Like in the next couple of years, I think we'll start seeing some really impressive reliable ones.
And I think those will be incredibly useful and capable if you think about them as in a system or something like that.
But also they'll be more autonomous.
So I think the risks go up as well with those types of systems.
So I'm quite worried about what those sorts of systems will be able to do, maybe in two, three years time, you know, so we're working on cyber defence in preparation for a world like that, where maybe there's millions of agents roaming around on the internet.
And what about what you're most looking forward to?
I mean, is there a day when you'll be able to retire knowing that your work is done?
Or is there more than a lifetime's worth of work left to do?
Yeah, I always, well, I could definitely do with sabbatical.

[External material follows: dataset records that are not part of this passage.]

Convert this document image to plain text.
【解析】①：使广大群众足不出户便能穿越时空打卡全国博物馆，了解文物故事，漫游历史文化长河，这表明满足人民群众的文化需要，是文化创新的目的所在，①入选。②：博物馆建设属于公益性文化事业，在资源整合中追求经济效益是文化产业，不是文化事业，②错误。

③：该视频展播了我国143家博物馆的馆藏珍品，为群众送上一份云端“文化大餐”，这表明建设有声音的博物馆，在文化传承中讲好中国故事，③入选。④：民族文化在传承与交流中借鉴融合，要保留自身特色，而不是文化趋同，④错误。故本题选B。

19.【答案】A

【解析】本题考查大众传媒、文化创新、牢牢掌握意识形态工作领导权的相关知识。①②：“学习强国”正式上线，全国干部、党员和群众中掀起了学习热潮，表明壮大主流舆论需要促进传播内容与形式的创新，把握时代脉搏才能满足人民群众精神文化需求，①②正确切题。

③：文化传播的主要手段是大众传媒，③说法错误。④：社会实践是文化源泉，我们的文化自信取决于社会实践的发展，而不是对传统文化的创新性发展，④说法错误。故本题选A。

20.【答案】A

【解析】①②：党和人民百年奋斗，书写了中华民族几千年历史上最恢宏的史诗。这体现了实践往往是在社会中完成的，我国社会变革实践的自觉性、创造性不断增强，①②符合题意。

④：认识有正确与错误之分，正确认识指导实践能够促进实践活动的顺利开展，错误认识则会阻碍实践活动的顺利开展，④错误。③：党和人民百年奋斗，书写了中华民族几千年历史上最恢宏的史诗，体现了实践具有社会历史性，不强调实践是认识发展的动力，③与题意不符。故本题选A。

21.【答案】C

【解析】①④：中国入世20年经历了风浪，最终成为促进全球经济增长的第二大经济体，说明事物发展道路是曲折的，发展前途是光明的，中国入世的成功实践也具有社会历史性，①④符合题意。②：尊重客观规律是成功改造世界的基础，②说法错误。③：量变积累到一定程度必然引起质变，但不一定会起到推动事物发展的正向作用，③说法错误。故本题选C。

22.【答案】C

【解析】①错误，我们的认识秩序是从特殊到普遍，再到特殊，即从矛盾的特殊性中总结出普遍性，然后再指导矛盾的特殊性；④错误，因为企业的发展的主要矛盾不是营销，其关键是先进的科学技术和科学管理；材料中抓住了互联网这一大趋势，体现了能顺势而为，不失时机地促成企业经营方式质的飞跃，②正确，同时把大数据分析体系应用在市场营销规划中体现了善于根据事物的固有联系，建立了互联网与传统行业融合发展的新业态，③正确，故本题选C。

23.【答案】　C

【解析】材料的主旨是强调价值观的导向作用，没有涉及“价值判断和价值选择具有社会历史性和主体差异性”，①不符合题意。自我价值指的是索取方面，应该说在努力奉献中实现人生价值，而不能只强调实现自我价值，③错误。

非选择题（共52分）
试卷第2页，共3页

And I would spend it doing science.
Yeah, so even a day would be good.
But look, I think my mission has always been to kind of help the world steward AGI safely over the line for all of humanity.
So I think when we get to that point, of course, then there's super intelligence and there's post AGI and there's all the economic stuff we were discussing and societal stuff.
And maybe I can help in some way there.
But I think that will be my core part of my life mission will be done if this is I mean, it's only a small job, you know, just get that over the line, or help the world get that over the line.
And you know, I think it's going to require collaboration, like we talked earlier, and I'm quite a collaborative person.
So I hope I can help with that from the position that I have.
And then you get to have a holiday and then I'll have the yeah, exactly.
Well, un-sabbatical.
Demis, thank you so much.
Thanks for having me.
Well, that is it for this season of Google Deep Mind the podcast with me, Professor Hannah Fry.